Disclaimer: Due to the complexity of the assignment, this document is subject to minor change between now and the due date – I will post any updates to Canvas so please continue to check Canvas regularly.]



**FIGURE 4.65** The final datapath and control for this chapter. Note that this is a stylized figure rather than a detailed datapath, so it's missing the ALUsrc Mux from Figure 4.57 and the multiplexor controls from Figure 4.51.

**0) Prelab.** Review pipeline lecture notes. Reflect on how long and how much effort Part 2 took your team. Ensure you have a "can-do" attitude.
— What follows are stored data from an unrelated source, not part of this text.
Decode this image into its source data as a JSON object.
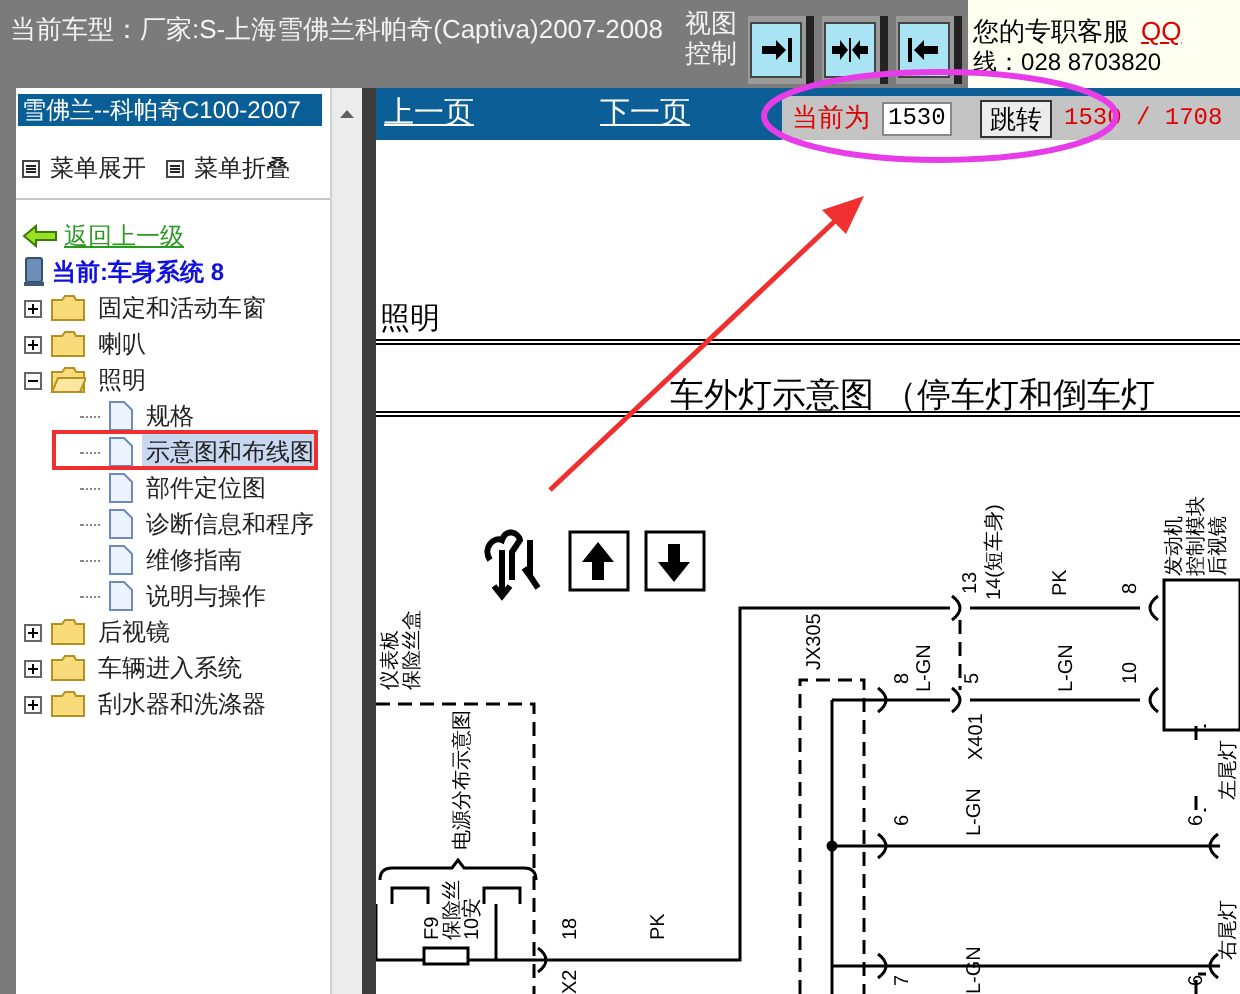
{
  "window": {
    "title": "当前车型：厂家:S-上海雪佛兰科帕奇(Captiva)2007-2008"
  },
  "view_control": {
    "label": [
      "视图",
      "控制"
    ],
    "buttons": [
      {
        "kind": "expand",
        "selected": false
      },
      {
        "kind": "center",
        "selected": false
      },
      {
        "kind": "collapse",
        "selected": false
      }
    ]
  },
  "support": {
    "text": "您的专职客服",
    "link": "QQ",
    "phone": "线：028 8703820"
  },
  "sidebar": {
    "header": "雪佛兰--科帕奇C100-2007",
    "menu": [
      "菜单展开",
      "菜单折叠"
    ],
    "back": "返回上一级",
    "current": "当前:车身系统 8",
    "tree": [
      {
        "label": "固定和活动车窗",
        "kind": "folder",
        "expanded": false,
        "selected": false
      },
      {
        "label": "喇叭",
        "kind": "folder",
        "expanded": false,
        "selected": false
      },
      {
        "label": "照明",
        "kind": "folder",
        "expanded": true,
        "selected": false,
        "children": [
          {
            "label": "规格",
            "kind": "page",
            "selected": false
          },
          {
            "label": "示意图和布线图",
            "kind": "page",
            "selected": true
          },
          {
            "label": "部件定位图",
            "kind": "page",
            "selected": false
          },
          {
            "label": "诊断信息和程序",
            "kind": "page",
            "selected": false
          },
          {
            "label": "维修指南",
            "kind": "page",
            "selected": false
          },
          {
            "label": "说明与操作",
            "kind": "page",
            "selected": false
          }
        ]
      },
      {
        "label": "后视镜",
        "kind": "folder",
        "expanded": false,
        "selected": false
      },
      {
        "label": "车辆进入系统",
        "kind": "folder",
        "expanded": false,
        "selected": false
      },
      {
        "label": "刮水器和洗涤器",
        "kind": "folder",
        "expanded": false,
        "selected": false
      }
    ]
  },
  "pager": {
    "prev": "上一页",
    "next": "下一页",
    "current_label": "当前为",
    "page_value": "1530",
    "go_button": "跳转",
    "total": "1530 / 1708"
  },
  "document": {
    "section": "照明",
    "title": "车外灯示意图 （停车灯和倒车灯",
    "labels": [
      {
        "text": "13",
        "kind": "v"
      },
      {
        "text": "14(短车身)",
        "kind": "v"
      },
      {
        "text": "PK",
        "kind": "v"
      },
      {
        "text": "8",
        "kind": "v"
      },
      {
        "text": "发动机",
        "kind": "v"
      },
      {
        "text": "控制模块",
        "kind": "v"
      },
      {
        "text": "后视镜",
        "kind": "v"
      },
      {
        "text": "JX305",
        "kind": "v"
      },
      {
        "text": "8",
        "kind": "v"
      },
      {
        "text": "L-GN",
        "kind": "v"
      },
      {
        "text": "5",
        "kind": "v"
      },
      {
        "text": "L-GN",
        "kind": "v"
      },
      {
        "text": "10",
        "kind": "v"
      },
      {
        "text": "X401",
        "kind": "v"
      },
      {
        "text": "6",
        "kind": "v"
      },
      {
        "text": "L-GN",
        "kind": "v"
      },
      {
        "text": "6",
        "kind": "v"
      },
      {
        "text": "左尾灯",
        "kind": "v"
      },
      {
        "text": "仪表板",
        "kind": "v"
      },
      {
        "text": "保险丝盒",
        "kind": "v"
      },
      {
        "text": "电源分布示意图",
        "kind": "v"
      },
      {
        "text": "F9",
        "kind": "v"
      },
      {
        "text": "保险丝",
        "kind": "v"
      },
      {
        "text": "10安",
        "kind": "v"
      },
      {
        "text": "18",
        "kind": "v"
      },
      {
        "text": "PK",
        "kind": "v"
      },
      {
        "text": "X2",
        "kind": "v"
      },
      {
        "text": "7",
        "kind": "v"
      },
      {
        "text": "L-GN",
        "kind": "v"
      },
      {
        "text": "6",
        "kind": "v"
      },
      {
        "text": "右尾灯",
        "kind": "v"
      }
    ]
  }
}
## Part (a): A Software-Scheduled Pipeline

- 1) Come up with a global list of the datapath values and control signals that are required during each pipeline stage. Consider the following:
  - The control unit does not need to be changed significantly (if at all) from the version that you created for Project Part 2.
  - You should implement the branch condition logic in the ID stage (as illustrated in the INCOMPLETE schematic above). You can assume that the branch delay slot will be filled with a useful instruction or a NOP that is always executed.
- 2) From a datapath perspective, what distinguishes the **software-scheduled pipeline** from the single-cycle version is the presence of pipelined registers, which are used to store intermediate control and data values after every stage. Although these registers can be implemented using the generic N-bit register, it is recommended that you create individual IF/ID, ID/EX, EX/MEM, and MEM/WB registers that include as ports on the entity declaration the names of the individual control and datapath signals to be stored.
  - Given your list from part 1, implement each of the pipeline registers using whatever style of VHDL you prefer.
  - Insert these registers into your single-cycle design to create a software-scheduled pipeline (i.e., a pipeline without interlocking pipeline stages). You do not need to worry about stalling since the pipeline relies on software to insert NOPs or reorder operations to avoid control and data hazards. As with the previous processors that you have implemented, start with a high-level schematic drawing of the interconnection between components.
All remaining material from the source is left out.